Without also nixing the other semantic changes? My (approximately meaningless) guess is no: Outperforming [uniformly scaling a vector] while [doing more than uniformly scaling a vector] seems tricky :wink:.

It might be worth noting that, insofar as I am aware, these performance regressions are tightly confined, specifically to operations that have (over-)aggressive specializations in 0.5 (e.g. * and / between pairs of numbers and sparse matrices); outside such cases, 0.6's performance should meet or best 0.5's performance.

Additionally, using dot ops directly (rather than via * and /) in the benchmarks above for * and / closes most of the gap. To illustrate, on 0.5

julia> median(@benchmark 3.0 * $A)
BenchmarkTools.TrialEstimate:
  time:             161.932 ns
  gctime:           0.000 ns (0.00%)
  memory:           640 bytes
  allocs:           4

while on 0.6

julia> median(@benchmark 3.0 .* $A)
BenchmarkTools.TrialEstimate:
  time:             189.452 ns
  gctime:           0.000 ns (0.00%)
  memory:           640 bytes
  allocs:           4

julia> median(@benchmark 3.0 * $A)
BenchmarkTools.TrialEstimate:
  time:             233.724 ns
  gctime:           0.000 ns (0.00%)
  memory:           688 bytes
  allocs:           7

Furthermore, if you make the operation even marginally more complex, 0.6 should win. To illustrate, on 0.5

julia> median(@benchmark 3.0 .* $A .* 3.0)
BenchmarkTools.TrialEstimate:
  time:             336.352 ns
  gctime:           0.000 ns (0.00%)
  memory:           1.25 KiB
  allocs:           8

while on 0.6

julia> median(@benchmark 3.0 .* $A .* 3.0)
BenchmarkTools.TrialEstimate:
  time:             192.012 ns
  gctime:           0.000 ns (0.00%)
  memory:           640 bytes
  allocs:           4

And there still exist opportunities to whittle away at any such gaps without changing semantics.
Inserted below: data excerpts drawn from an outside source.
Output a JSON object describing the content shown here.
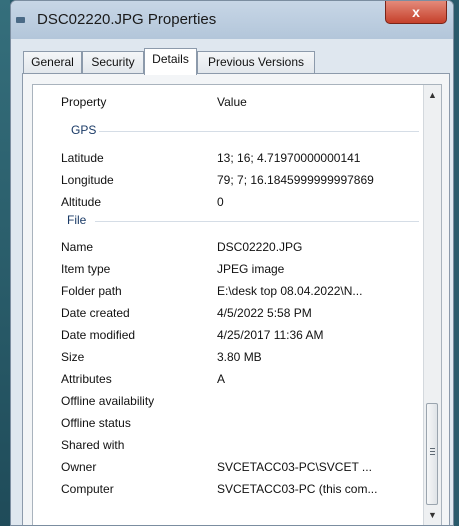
{
  "window": {
    "title": "DSC02220.JPG Properties",
    "close_symbol": "x"
  },
  "tabs": [
    {
      "label": "General"
    },
    {
      "label": "Security"
    },
    {
      "label": "Details",
      "active": true
    },
    {
      "label": "Previous Versions"
    }
  ],
  "details": {
    "header_property": "Property",
    "header_value": "Value",
    "groups": {
      "gps": {
        "label": "GPS",
        "rows": [
          {
            "property": "Latitude",
            "value": "13; 16; 4.71970000000141"
          },
          {
            "property": "Longitude",
            "value": "79; 7; 16.1845999999997869"
          },
          {
            "property": "Altitude",
            "value": "0"
          }
        ]
      },
      "file": {
        "label": "File",
        "rows": [
          {
            "property": "Name",
            "value": "DSC02220.JPG"
          },
          {
            "property": "Item type",
            "value": "JPEG image"
          },
          {
            "property": "Folder path",
            "value": "E:\\desk top 08.04.2022\\N..."
          },
          {
            "property": "Date created",
            "value": "4/5/2022 5:58 PM"
          },
          {
            "property": "Date modified",
            "value": "4/25/2017 11:36 AM"
          },
          {
            "property": "Size",
            "value": "3.80 MB"
          },
          {
            "property": "Attributes",
            "value": "A"
          },
          {
            "property": "Offline availability",
            "value": ""
          },
          {
            "property": "Offline status",
            "value": ""
          },
          {
            "property": "Shared with",
            "value": ""
          },
          {
            "property": "Owner",
            "value": "SVCETACC03-PC\\SVCET ..."
          },
          {
            "property": "Computer",
            "value": "SVCETACC03-PC (this com..."
          }
        ]
      }
    }
  },
  "icons": {
    "scroll_up": "up-arrow",
    "scroll_down": "down-arrow",
    "window": "properties-icon"
  }
}
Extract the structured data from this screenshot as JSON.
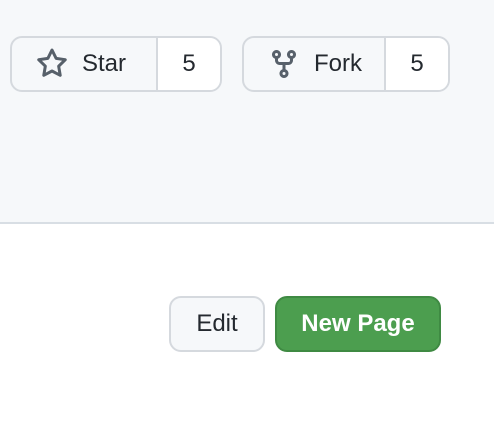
{
  "repo_actions": {
    "star": {
      "label": "Star",
      "count": "5",
      "icon": "star-icon"
    },
    "fork": {
      "label": "Fork",
      "count": "5",
      "icon": "repo-forked-icon"
    }
  },
  "wiki_actions": {
    "edit_label": "Edit",
    "new_page_label": "New Page"
  },
  "colors": {
    "header_bg": "#f6f8fa",
    "border": "#d5d9de",
    "primary_green": "#4c9e4f",
    "text": "#24292f"
  }
}
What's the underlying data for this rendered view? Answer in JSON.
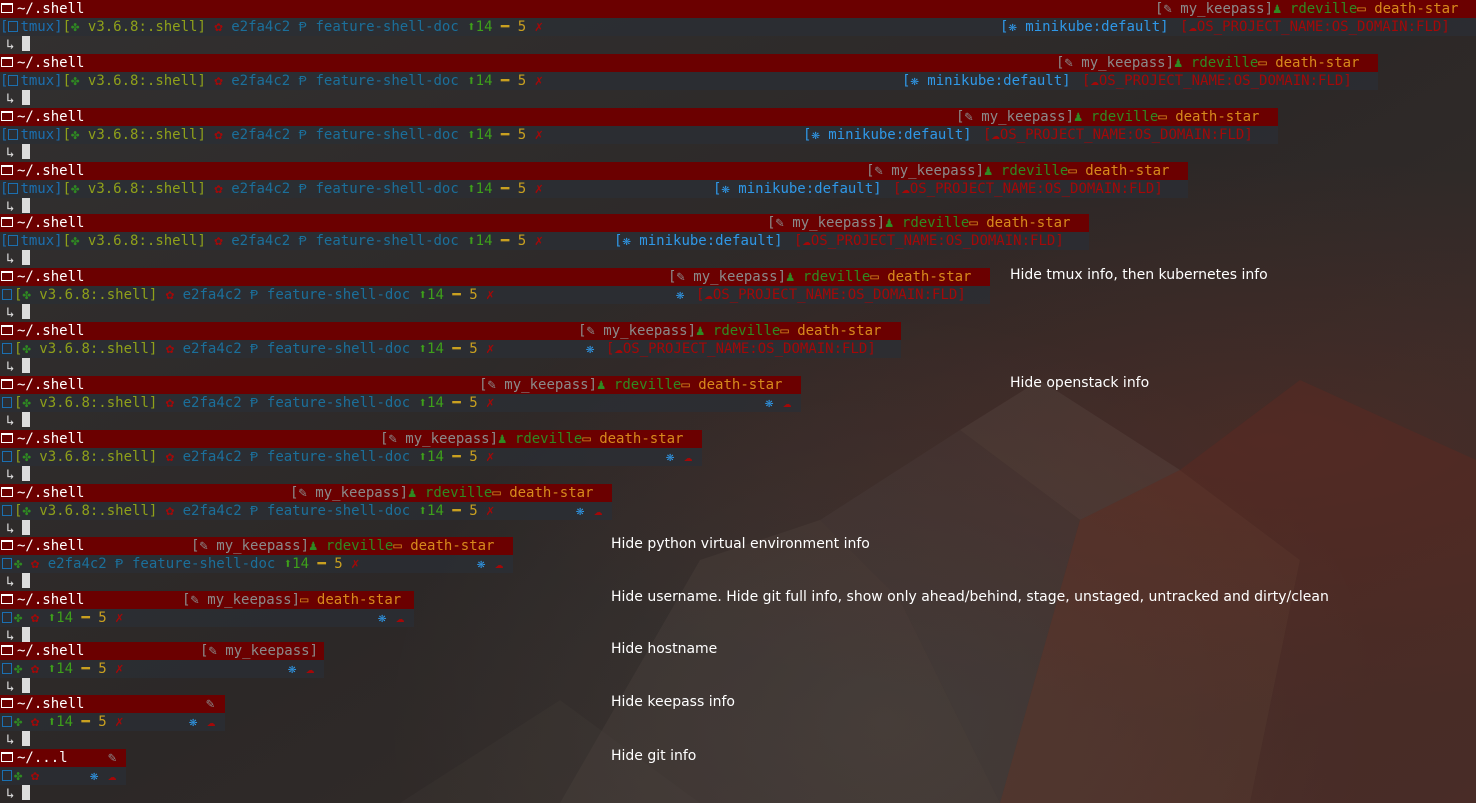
{
  "colors": {
    "prompt_bar": "#6b0000",
    "status_bar": "#2a2e34",
    "background": "#2e2a29",
    "accent_blue": "#2f98e8",
    "accent_green": "#3ea01a",
    "accent_orange": "#d88a1c",
    "accent_red": "#a40808"
  },
  "prompt": {
    "dir": "~/.shell",
    "dir_short": "~/...l",
    "arrow": "↳"
  },
  "segments": {
    "keepass_l": "[",
    "keepass": " my_keepass",
    "keepass_r": "]",
    "user": "rdeville",
    "host": "death-star",
    "tmux": "tmux",
    "python": " v3.6.8:.shell",
    "git_hash": "e2fa4c2",
    "git_branch": "feature-shell-doc",
    "git_ahead": "14",
    "git_staged": "5",
    "git_x": "✗",
    "kube": "minikube:default",
    "openstack": "OS_PROJECT_NAME:OS_DOMAIN:FLD",
    "lbr": "[",
    "rbr": "]"
  },
  "icons": {
    "folder": "folder-open-icon",
    "key": "key-icon",
    "user": "user-icon",
    "host": "monitor-icon",
    "tmux": "columns-icon",
    "python": "python-icon",
    "git": "git-icon",
    "branch": "branch-icon",
    "ahead": "arrow-up-icon",
    "staged": "dash-icon",
    "kube": "helm-icon",
    "openstack": "cloud-icon"
  },
  "notes": {
    "n1": "Hide tmux info, then kubernetes info",
    "n2": "Hide openstack info",
    "n3": "Hide python virtual environment info",
    "n4": "Hide username. Hide git full info, show only ahead/behind, stage, unstaged, untracked and dirty/clean",
    "n5": "Hide hostname",
    "n6": "Hide keepass info",
    "n7": "Hide git info"
  }
}
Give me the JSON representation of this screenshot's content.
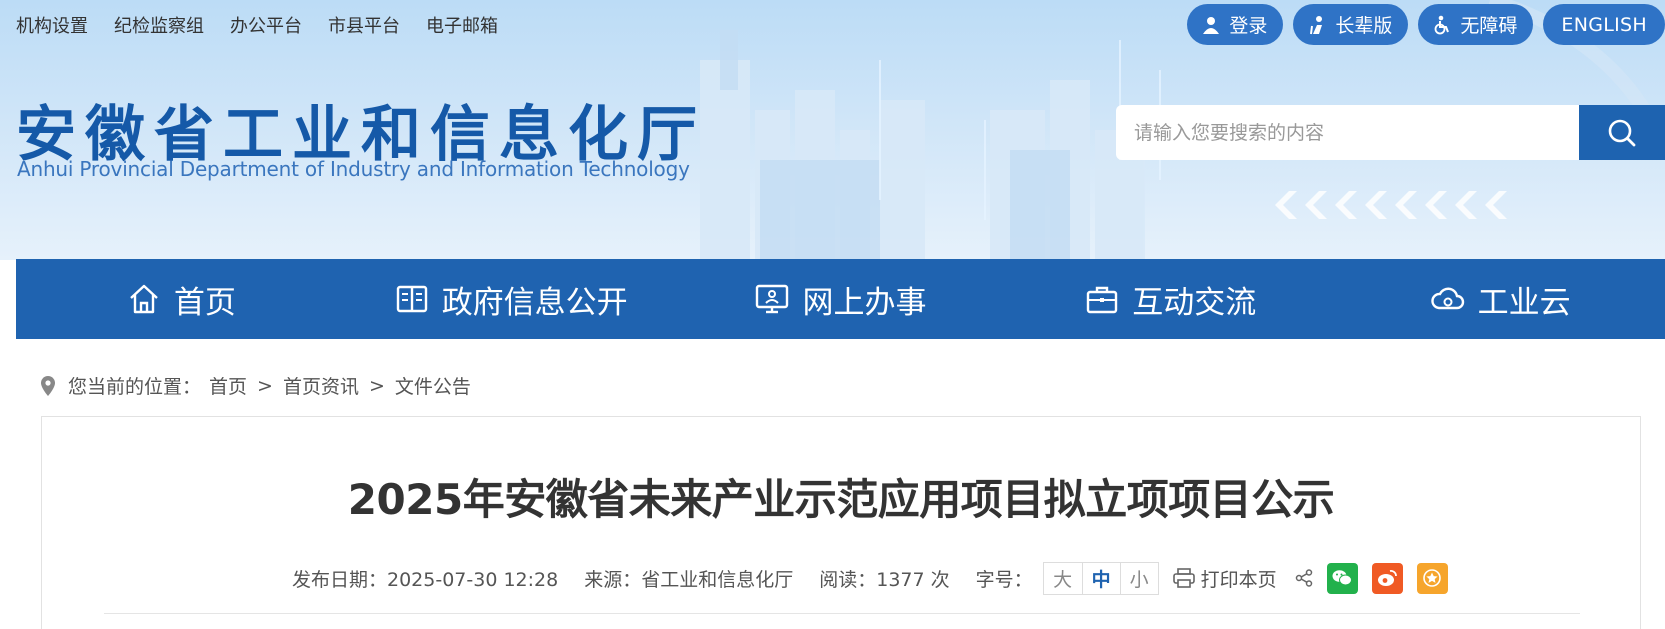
{
  "top_links": [
    "机构设置",
    "纪检监察组",
    "办公平台",
    "市县平台",
    "电子邮箱"
  ],
  "top_buttons": {
    "login": "登录",
    "elder": "长辈版",
    "accessible": "无障碍",
    "english": "ENGLISH"
  },
  "logo": {
    "cn": "安徽省工业和信息化厅",
    "en": "Anhui Provincial Department of Industry and Information Technology"
  },
  "search": {
    "placeholder": "请输入您要搜索的内容"
  },
  "nav": [
    {
      "label": "首页",
      "icon": "home-icon"
    },
    {
      "label": "政府信息公开",
      "icon": "book-icon"
    },
    {
      "label": "网上办事",
      "icon": "monitor-icon"
    },
    {
      "label": "互动交流",
      "icon": "briefcase-icon"
    },
    {
      "label": "工业云",
      "icon": "cloud-gear-icon"
    }
  ],
  "breadcrumb": {
    "prefix": "您当前的位置：",
    "items": [
      "首页",
      "首页资讯",
      "文件公告"
    ],
    "sep": ">"
  },
  "article": {
    "title": "2025年安徽省未来产业示范应用项目拟立项项目公示",
    "date_label": "发布日期：2025-07-30 12:28",
    "source_label": "来源：省工业和信息化厅",
    "reads_label": "阅读：1377 次",
    "font_size_label": "字号：",
    "font_sizes": [
      "大",
      "中",
      "小"
    ],
    "print_label": "打印本页"
  },
  "colors": {
    "brand_blue": "#1f63b0",
    "pill_blue": "#2f73c6",
    "wechat": "#22b14c",
    "weibo": "#f05a24",
    "favorite": "#f6a52c"
  }
}
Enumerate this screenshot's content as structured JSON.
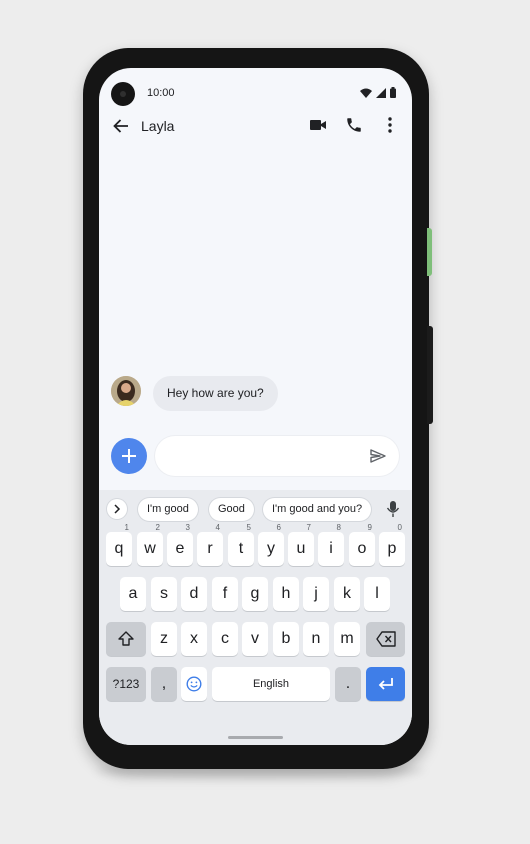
{
  "status_bar": {
    "time": "10:00"
  },
  "app_bar": {
    "contact_name": "Layla"
  },
  "conversation": {
    "messages": [
      {
        "sender": "Layla",
        "text": "Hey how are you?"
      }
    ]
  },
  "compose": {
    "placeholder": ""
  },
  "keyboard": {
    "suggestions": [
      "I'm good",
      "Good",
      "I'm good and you?"
    ],
    "row1": [
      {
        "label": "q",
        "hint": "1"
      },
      {
        "label": "w",
        "hint": "2"
      },
      {
        "label": "e",
        "hint": "3"
      },
      {
        "label": "r",
        "hint": "4"
      },
      {
        "label": "t",
        "hint": "5"
      },
      {
        "label": "y",
        "hint": "6"
      },
      {
        "label": "u",
        "hint": "7"
      },
      {
        "label": "i",
        "hint": "8"
      },
      {
        "label": "o",
        "hint": "9"
      },
      {
        "label": "p",
        "hint": "0"
      }
    ],
    "row2": [
      "a",
      "s",
      "d",
      "f",
      "g",
      "h",
      "j",
      "k",
      "l"
    ],
    "row3": [
      "z",
      "x",
      "c",
      "v",
      "b",
      "n",
      "m"
    ],
    "symbols_label": "?123",
    "comma_label": ",",
    "space_label": "English",
    "period_label": "."
  },
  "colors": {
    "accent": "#3f7ee8",
    "fab": "#4f86ec",
    "background": "#f5f7fb"
  },
  "icons": [
    "back-arrow-icon",
    "video-call-icon",
    "phone-icon",
    "more-vert-icon",
    "plus-icon",
    "send-icon",
    "chevron-right-icon",
    "mic-icon",
    "shift-icon",
    "backspace-icon",
    "emoji-icon",
    "enter-icon",
    "wifi-icon",
    "signal-icon",
    "battery-icon"
  ]
}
Best!

andreasnoack commented 7 years ago

using dot ops directly (rather than via and /) in the benchmarks above for and / closes most of the gap

This is because of the literal. With a variable, it doesn't matter. I'm not sure why the two argument broadcast with a scalar would be slower than the one argument broadcast.

Sacha0 commented 7 years ago

This is because of the literal.

Yes, exactly :). Sparse broadcast presently handles scalars by: (1) capturing scalars in a closure (rather, a series of nested closures) while collecting the non-scalar arguments; and (2) calling sparse broadcast to apply that closure to the collected non-scalar arguments. For reasons that remain somewhat mysterious to me, introducing such closures degrades performance somewhat. Inlining the numeric literal avoids going through the closure-generating code, so using dot ops achieves better performance as shown above. (The relevant code is here, and the ins and outs of incorporating scalars via this approach were discussed at length in the pull request and linked prior threads.)

If you could shed light on the closure-associated performance issues, I would much appreciate your insight!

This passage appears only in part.